Il est impossible de penser le succès de jeux comme Le programme d'entraînement cérébral ou Wii Fit sans prendre en compte le support qui les accompagne. Nintendo, un constructeur qui avait toujours accordé plus d’importance que ses concurrents à l’aspect démocratique et familial de ses machines comme de ses jeux,a été un pionnier de la casualisation des jeux vidéo, en proposant des équipements de jeu bien plus conviviaux et intuitifs que les standards de la concurrence. La console portable Nintendo DS, sortie en 2004 en Amérique du Nord et au Japon puis en 2005 en Europe, proposait une nouvelle manière de jouer à l'aide de son écran tactile et de son stylet, technologies jusque-là réservées aux smartphones et reproduisant le geste quotidien de manier un stylo. La simplicité de ces contrôles, ainsi que la grande diversité de jeux produits destinés à tous les publics (Mario Kart, Nintendogs, Cooking Mama) a permis à la console de connaître un immense succès et fait de Nintendo un des grands acteurs de l'accession de nouveaux publics au jeu vidéo. La DSi XL, nouvelle version de la console sortie en 2009, confirmait l'orientation prise par Nintendo sur le marché : incluant le Programme d'entraînement cérébral et équipée d'un écran plus grand et plus lumineux que celui de la DS originale, la console se rendait accessible à un public plus âgé.


Tableau :
liste des 20 jeux les plus vendus de tous les temps sur tous les supports par le site VGChartz. On note la prédominance de Nintendo, à la fois consolier et éditeur de jeux à succès. La liste montre, à quelques exceptions près (comme la présence de Grand Theft Auto à la 18ème place, jeu emblématique d’un public adolescent et masculin), une dominante de titres conviviaux et à vocation familiale : Wii Sports, Wii Play, Mario Kart… D’autres, comme Nintendogs ou Brain Age (le programme d’entraînement cérébral) sont aujourd’hui emblématiques du succès de la démarche casual de Nintendo.

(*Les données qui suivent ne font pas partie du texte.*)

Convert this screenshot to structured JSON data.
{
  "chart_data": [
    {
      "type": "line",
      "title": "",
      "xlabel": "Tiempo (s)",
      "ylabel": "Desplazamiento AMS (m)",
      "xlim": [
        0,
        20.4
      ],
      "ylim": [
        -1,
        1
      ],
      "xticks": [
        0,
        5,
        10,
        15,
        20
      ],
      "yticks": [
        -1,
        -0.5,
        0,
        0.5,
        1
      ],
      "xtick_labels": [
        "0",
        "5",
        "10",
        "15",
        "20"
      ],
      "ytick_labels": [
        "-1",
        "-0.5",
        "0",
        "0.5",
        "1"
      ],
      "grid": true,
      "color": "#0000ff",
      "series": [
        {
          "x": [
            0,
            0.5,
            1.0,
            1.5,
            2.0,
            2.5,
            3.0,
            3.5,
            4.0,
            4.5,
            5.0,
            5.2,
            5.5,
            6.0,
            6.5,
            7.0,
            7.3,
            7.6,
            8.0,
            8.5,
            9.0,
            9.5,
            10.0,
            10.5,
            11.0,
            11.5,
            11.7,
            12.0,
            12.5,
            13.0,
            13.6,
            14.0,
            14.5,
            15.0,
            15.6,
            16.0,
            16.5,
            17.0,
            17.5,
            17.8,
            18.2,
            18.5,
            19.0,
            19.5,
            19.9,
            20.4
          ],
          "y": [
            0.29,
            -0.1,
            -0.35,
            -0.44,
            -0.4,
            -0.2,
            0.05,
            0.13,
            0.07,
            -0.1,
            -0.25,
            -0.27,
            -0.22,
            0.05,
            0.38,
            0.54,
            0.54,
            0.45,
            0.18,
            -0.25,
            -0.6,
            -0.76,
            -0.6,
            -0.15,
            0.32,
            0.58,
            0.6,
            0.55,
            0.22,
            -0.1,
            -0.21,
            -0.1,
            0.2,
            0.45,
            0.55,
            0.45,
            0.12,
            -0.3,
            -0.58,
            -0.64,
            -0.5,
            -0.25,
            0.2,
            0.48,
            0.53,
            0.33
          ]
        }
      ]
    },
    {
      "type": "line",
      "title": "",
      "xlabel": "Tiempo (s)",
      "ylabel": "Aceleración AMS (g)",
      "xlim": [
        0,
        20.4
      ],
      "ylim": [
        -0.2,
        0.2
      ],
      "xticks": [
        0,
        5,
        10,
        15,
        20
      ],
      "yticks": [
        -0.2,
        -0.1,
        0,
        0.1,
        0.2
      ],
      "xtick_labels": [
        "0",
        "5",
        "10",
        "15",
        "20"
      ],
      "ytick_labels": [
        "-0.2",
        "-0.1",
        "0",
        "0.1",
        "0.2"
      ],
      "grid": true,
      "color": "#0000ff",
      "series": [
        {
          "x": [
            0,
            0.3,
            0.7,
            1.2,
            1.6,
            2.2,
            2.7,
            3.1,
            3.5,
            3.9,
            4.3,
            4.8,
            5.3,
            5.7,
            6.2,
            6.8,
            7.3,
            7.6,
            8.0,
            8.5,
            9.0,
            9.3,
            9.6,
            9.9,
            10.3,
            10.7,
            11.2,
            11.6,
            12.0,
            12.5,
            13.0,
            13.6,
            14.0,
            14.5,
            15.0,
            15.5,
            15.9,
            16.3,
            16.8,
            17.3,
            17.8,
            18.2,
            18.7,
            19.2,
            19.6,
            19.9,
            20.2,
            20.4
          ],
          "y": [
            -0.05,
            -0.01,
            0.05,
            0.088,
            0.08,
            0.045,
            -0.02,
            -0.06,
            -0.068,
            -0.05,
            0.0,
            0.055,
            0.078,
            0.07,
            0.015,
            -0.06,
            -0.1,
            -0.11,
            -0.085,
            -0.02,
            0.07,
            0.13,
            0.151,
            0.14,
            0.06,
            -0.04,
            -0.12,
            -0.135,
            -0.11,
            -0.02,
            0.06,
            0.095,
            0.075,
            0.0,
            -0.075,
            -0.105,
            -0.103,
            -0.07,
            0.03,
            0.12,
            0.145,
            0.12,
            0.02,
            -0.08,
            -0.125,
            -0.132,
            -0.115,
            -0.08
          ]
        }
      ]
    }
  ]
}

Le succès de la Wii, produite à partir de 2006, a suivi la même logique et séparé le marché des consoles de salon en deux : d'un côté les constructeurs Microsoft et Sony, de l'autre Nintendo.

La Xbox360 et la PS3, sorties respectivement en 2005 et 2006/2007(5), suivent la logique traditionnelle du marché des consoles de jeu : une puissance de calcul accrue permettant d'afficher des graphismes plus perfectionnés, une multiplication des possibilités multimédias... 


 

En revanche les commandes, comme les types de jeu produits, restent sensiblement identiques par rapport aux générations de consoles précédentes. Avec la Wii, Nintendo a pris un chemin radicalement différent : plutôt que de tenter d'égaler technologiquement ses concurrents, le constructeur a décidé de concevoir une console moins performante mais moins chère(6), et entièrement basée sur une innovation de jouabilité : la détection de mouvements.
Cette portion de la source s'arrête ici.